Lecture 1.4
Example: Histopathology
We demonstrate the practical utility of Group CNNs with an application to Histopathology: the detection of mitotic cells in tumor tissue sections.
1. The Problem: Mitosis Detection
Pathologists diagnose cancer grades by counting "mitotic figures"—cells undergoing division. These cells have a distinct appearance but can be arbitrarily rotated. A "healthy" cell or a "mitotic" cell remains effectively the same biological entity regardless of its orientation under the microscope.
Input: RGB Image Patch.
Output: Binary Label (Mitotic / Non-Mitotic).
Constraint: The prediction must be Rotation Invariant.
2. Architecture: Invariant via Equivariant
Although the final task is invariant, we solve it by being equivariant throughout the network.
- Lifting Layer: The input patch is lifted to a group feature map (positions + orientations).

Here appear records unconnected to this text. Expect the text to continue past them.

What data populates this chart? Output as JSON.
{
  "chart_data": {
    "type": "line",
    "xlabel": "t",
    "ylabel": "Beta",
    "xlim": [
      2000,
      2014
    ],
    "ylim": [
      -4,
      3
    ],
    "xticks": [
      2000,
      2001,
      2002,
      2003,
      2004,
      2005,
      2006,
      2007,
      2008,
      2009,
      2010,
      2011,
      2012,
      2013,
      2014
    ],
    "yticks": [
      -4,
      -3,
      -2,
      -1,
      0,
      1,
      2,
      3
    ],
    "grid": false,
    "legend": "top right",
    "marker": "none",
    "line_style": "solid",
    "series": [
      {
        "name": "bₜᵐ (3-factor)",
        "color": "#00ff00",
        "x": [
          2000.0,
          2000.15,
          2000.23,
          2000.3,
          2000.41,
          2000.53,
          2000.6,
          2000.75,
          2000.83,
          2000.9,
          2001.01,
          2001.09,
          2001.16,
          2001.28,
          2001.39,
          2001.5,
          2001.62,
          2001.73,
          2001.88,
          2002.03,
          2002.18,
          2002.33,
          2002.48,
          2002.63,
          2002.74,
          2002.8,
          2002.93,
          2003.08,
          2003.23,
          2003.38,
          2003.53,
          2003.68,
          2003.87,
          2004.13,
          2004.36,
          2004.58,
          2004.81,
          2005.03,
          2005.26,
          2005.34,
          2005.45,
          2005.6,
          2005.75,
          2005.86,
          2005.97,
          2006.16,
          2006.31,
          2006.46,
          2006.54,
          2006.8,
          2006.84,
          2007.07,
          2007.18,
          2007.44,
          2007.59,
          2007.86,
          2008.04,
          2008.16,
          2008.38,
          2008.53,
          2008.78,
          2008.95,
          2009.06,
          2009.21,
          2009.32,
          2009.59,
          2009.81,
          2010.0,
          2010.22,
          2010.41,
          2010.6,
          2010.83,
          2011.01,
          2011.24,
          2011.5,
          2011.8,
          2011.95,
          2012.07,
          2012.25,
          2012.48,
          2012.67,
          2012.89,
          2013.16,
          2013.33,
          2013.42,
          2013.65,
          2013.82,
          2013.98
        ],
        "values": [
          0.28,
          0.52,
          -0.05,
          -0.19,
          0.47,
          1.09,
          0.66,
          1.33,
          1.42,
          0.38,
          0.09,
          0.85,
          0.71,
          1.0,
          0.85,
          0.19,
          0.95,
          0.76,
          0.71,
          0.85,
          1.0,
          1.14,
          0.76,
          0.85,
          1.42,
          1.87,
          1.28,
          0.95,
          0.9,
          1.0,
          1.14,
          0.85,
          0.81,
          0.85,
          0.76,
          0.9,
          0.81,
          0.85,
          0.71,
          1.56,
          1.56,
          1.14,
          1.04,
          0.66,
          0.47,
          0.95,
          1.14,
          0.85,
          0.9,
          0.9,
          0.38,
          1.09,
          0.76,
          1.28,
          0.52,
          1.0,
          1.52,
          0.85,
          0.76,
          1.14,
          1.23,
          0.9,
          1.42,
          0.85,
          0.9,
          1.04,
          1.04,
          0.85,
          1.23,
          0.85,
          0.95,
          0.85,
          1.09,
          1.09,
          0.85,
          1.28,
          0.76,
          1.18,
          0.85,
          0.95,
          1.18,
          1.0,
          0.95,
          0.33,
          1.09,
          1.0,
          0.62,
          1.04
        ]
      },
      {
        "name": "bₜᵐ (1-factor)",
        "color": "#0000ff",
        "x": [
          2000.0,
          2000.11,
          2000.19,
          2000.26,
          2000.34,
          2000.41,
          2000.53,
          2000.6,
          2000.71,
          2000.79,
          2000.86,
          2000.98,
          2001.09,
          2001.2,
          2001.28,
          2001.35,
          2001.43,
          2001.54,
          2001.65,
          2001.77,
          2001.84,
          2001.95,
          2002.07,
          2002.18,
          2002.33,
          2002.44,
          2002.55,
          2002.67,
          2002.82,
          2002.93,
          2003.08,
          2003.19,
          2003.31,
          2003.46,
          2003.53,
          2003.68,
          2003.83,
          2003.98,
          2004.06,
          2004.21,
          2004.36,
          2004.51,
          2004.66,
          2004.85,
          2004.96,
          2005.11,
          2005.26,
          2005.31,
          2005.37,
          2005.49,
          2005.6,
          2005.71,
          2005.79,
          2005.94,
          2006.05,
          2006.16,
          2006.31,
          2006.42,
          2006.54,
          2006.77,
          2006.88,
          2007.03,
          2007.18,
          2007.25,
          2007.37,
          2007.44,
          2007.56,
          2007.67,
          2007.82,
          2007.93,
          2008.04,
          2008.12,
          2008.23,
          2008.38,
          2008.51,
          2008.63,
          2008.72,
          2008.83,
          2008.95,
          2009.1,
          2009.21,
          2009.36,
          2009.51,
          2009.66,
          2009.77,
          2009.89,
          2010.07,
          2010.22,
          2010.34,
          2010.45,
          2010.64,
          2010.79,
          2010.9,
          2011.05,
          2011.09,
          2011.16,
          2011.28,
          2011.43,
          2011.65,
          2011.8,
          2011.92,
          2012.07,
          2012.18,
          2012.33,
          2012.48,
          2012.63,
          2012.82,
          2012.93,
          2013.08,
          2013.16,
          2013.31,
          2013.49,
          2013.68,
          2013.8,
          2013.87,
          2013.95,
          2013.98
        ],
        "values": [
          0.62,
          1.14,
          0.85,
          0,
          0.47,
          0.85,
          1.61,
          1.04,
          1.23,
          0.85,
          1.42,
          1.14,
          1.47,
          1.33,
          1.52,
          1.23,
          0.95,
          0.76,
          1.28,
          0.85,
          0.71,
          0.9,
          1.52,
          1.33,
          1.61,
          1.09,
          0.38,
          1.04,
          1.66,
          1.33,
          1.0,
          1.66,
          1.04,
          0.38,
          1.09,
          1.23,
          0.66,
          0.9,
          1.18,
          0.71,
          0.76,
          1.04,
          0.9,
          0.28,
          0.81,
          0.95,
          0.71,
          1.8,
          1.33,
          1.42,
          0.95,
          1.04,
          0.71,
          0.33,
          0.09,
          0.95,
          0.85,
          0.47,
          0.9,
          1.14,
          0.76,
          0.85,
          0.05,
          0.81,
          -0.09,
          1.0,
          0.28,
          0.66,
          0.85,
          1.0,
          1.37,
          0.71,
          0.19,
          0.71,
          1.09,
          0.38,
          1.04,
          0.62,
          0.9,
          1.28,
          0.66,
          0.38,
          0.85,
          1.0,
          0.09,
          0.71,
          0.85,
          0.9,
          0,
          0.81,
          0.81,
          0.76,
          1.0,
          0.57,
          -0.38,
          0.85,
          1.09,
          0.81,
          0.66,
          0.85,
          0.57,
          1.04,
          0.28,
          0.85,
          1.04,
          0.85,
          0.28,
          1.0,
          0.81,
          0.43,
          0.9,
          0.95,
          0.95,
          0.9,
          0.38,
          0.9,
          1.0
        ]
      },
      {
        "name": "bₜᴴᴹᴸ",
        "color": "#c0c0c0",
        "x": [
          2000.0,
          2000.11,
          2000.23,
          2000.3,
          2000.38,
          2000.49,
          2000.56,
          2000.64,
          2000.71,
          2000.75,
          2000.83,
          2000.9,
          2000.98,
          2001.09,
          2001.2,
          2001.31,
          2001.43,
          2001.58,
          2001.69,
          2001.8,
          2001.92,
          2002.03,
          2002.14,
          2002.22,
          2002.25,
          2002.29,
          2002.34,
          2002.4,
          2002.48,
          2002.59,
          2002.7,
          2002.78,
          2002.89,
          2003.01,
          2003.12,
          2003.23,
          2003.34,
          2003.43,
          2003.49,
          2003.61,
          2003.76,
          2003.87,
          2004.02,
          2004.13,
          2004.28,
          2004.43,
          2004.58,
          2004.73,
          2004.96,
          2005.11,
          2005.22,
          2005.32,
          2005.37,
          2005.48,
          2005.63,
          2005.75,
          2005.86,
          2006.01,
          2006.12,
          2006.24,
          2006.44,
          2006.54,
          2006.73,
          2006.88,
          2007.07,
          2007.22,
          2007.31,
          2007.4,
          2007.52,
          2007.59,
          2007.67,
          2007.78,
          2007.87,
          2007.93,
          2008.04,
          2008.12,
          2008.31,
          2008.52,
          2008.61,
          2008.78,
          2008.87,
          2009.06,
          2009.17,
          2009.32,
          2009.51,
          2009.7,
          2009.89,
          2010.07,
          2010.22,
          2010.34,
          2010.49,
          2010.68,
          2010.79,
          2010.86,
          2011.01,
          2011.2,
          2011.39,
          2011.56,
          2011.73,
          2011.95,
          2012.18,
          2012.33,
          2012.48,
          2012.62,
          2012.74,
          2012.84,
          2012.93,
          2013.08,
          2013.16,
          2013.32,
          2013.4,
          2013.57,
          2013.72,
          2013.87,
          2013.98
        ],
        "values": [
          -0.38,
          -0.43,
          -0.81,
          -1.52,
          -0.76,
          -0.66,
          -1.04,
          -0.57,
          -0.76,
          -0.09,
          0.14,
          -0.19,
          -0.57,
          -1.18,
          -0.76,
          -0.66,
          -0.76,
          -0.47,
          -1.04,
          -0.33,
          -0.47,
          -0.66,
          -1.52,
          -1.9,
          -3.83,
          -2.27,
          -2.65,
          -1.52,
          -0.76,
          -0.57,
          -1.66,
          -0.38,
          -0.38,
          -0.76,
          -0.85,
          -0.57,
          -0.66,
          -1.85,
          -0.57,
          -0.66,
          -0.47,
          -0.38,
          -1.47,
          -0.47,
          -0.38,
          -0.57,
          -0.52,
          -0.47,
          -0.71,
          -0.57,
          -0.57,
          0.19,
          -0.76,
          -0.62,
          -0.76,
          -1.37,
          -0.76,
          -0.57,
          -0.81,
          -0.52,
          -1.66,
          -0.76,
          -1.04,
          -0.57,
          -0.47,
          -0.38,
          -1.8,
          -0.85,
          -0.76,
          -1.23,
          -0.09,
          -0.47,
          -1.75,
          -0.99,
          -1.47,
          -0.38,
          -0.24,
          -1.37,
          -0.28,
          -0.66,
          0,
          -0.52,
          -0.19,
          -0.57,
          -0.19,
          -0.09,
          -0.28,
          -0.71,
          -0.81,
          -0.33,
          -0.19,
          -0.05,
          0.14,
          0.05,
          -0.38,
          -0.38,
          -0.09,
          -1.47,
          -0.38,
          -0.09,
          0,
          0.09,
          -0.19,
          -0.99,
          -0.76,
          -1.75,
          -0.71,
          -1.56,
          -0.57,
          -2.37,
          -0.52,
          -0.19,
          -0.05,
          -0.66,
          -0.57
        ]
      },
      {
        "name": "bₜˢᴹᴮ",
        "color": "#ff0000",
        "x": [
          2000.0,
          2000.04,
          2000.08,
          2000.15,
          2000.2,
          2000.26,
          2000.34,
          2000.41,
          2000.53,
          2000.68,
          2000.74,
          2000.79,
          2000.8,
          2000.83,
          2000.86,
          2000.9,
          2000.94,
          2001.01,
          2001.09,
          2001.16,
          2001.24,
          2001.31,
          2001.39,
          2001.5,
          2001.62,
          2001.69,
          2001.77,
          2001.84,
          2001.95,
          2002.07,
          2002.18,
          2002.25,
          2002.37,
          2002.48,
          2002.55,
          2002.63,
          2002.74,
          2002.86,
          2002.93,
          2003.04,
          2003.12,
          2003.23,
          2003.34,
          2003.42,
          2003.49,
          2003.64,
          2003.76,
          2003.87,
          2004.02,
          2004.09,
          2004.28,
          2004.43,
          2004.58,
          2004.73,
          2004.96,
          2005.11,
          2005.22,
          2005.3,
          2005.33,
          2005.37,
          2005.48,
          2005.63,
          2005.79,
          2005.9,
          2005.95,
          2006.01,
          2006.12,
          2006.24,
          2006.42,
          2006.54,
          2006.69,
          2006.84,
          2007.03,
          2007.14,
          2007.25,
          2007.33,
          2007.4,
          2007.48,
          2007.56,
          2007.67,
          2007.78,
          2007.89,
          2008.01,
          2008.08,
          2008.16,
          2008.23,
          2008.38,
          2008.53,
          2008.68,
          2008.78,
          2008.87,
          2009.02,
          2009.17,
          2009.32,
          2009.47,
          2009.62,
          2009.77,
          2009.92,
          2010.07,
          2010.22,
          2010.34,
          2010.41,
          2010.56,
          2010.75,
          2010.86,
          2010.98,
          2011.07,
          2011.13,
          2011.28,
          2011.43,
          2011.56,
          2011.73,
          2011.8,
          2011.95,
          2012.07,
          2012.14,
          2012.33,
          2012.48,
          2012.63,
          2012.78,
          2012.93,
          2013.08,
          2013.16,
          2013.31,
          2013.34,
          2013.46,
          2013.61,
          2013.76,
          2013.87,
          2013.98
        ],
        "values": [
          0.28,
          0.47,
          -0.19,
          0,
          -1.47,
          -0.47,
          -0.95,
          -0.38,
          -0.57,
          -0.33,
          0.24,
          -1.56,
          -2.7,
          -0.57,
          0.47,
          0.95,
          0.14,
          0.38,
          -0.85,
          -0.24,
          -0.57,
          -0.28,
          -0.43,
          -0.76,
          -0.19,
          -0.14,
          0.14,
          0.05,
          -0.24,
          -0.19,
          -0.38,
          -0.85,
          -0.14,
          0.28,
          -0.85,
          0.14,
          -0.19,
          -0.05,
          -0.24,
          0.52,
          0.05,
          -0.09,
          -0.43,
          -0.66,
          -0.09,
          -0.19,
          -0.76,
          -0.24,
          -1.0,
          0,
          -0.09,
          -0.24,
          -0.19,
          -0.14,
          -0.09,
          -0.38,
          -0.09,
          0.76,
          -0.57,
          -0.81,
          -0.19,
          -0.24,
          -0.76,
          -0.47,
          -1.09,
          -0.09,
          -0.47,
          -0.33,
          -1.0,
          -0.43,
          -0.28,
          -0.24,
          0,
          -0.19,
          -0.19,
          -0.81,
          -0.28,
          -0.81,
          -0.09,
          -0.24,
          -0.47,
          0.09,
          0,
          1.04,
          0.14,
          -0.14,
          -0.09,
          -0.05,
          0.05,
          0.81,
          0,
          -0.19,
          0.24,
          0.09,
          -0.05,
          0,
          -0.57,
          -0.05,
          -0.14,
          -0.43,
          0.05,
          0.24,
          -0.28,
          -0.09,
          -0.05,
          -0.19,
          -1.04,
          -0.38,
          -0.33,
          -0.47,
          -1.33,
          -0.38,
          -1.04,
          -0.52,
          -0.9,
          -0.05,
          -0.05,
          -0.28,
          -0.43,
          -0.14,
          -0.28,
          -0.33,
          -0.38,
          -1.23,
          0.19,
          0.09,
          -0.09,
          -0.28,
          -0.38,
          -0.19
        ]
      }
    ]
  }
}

- Group Convolutions: We process these maps, detecting patterns of patterns at specific relative poses. Point-wise non-linearities (like ReLU) are applied, which preserve equivariance.
- Projection (Pooling): Only at the very end, we perform a Global Max Pooling over the rotation axis. This collapses the group feature map to a spatial map (or a single vector) that is invariant to the input's rotation.
3. Results: Data Efficiency & Stability
We compared Regular Group CNNs (G-CNN) against standard CNNs trained with data augmentation.
Sample Efficiency
G-CNNs are significantly more sample-efficient. A G-CNN trained on only 25% of the data achieves comparable or better performance than a standard CNN trained on 100% of the data with augmentation. This is because the G-CNN shares weights across rotations—it doesn't need to "learn" that a rotated edge is still an edge; it knows this by design.
Geometric Stability
If we rotate the input image and look at the predicted class probability:
- Standard CNN: The prediction fluctuates wildly (e.g., Healthy -> Mitotic -> Healthy) as the image rotates.
- Groups CNN: The prediction remains stable and constant across rotations (up to discretization artifacts).
4. Other Domains
The same principles apply to other domains:
- Medical Imaging: Vessel segmentation, lung nodule detection (scale equivariance).
- Audio Analysis: Pitch shifts in audio (e.g., a word spoken with high vs. low pitch) can be modeled as scaling of the waveform. Scale-equivariant CNNs can recognize sounds regardless of pitch.